Es ist schwer, das so pauschal zu sagen. Ich glaube, es wird bestimmte Bereiche geben, in denen Dinge teurer werden. Der Flugverkehr etwa und alles, was momentan davon profitiert, wie billig wir Erdgas zur Verfügung haben. Da werden wir uns in Teilen an ganz andere Preisschilder gewöhnen müssen. Ich schätze Özden Terli sehr, aber ich finde es nicht ganz so optimal formuliert, weil das bei vielen Menschen Ängste auslöst und sie dann denken, sie müssten in Zukunft in der Höhle leben. Ich glaube, es gibt gleichzeitig andere Bereiche, in denen wir mehr Wohlstand haben werden, weil wir mit weniger auskommen.
Welche denn beispielsweise?
Durch die Elektrifizierung des Verkehrs und der Raumwärme könnte etwa der Preis pro Kilometer Autofahrt oder pro Kilowattstunde Raumwärme sinken, weil die Technik robuster wird und weniger Energieimporte nötig sind. Außerdem könnte die Luftqualität besser werden und wir aufgrund weniger Verbrennung fossiler Brennstoffe weniger Krankheiten haben.

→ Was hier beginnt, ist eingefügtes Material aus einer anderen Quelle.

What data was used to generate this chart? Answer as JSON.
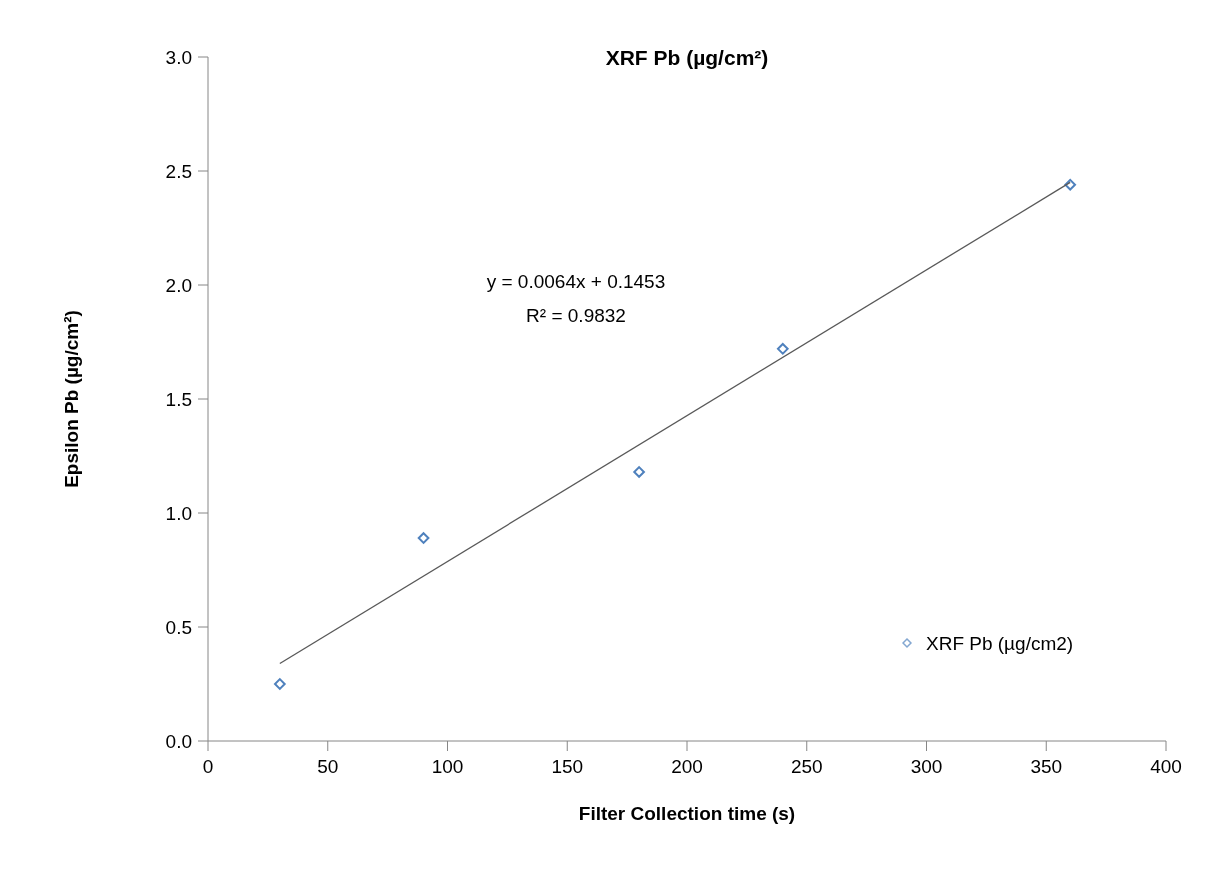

Zum Abschluss noch eine heikle Frage: Was haben Sie denn eigentlich gegen Matthias Schweighöfer?*
(Lacht) Also eigentlich gar nichts. Ich habe nur einfach viele seiner Filme gesehen, die alle nach demselben Schema ablaufen. Und ich habe irgendwann mal ein Interview mit ihm gesehen vor vielen Jahren, in dem er gesagt hat, er macht jetzt ein paar billige Filme und dann hat er genug Bekanntheit, um später mal richtig tolle Sachen zu machen. Ich frage mich seit Jahren, wann dieser Moment endlich kommt. Und ja, ich kann mir vorstellen, dass das 2040 immer noch genauso ist.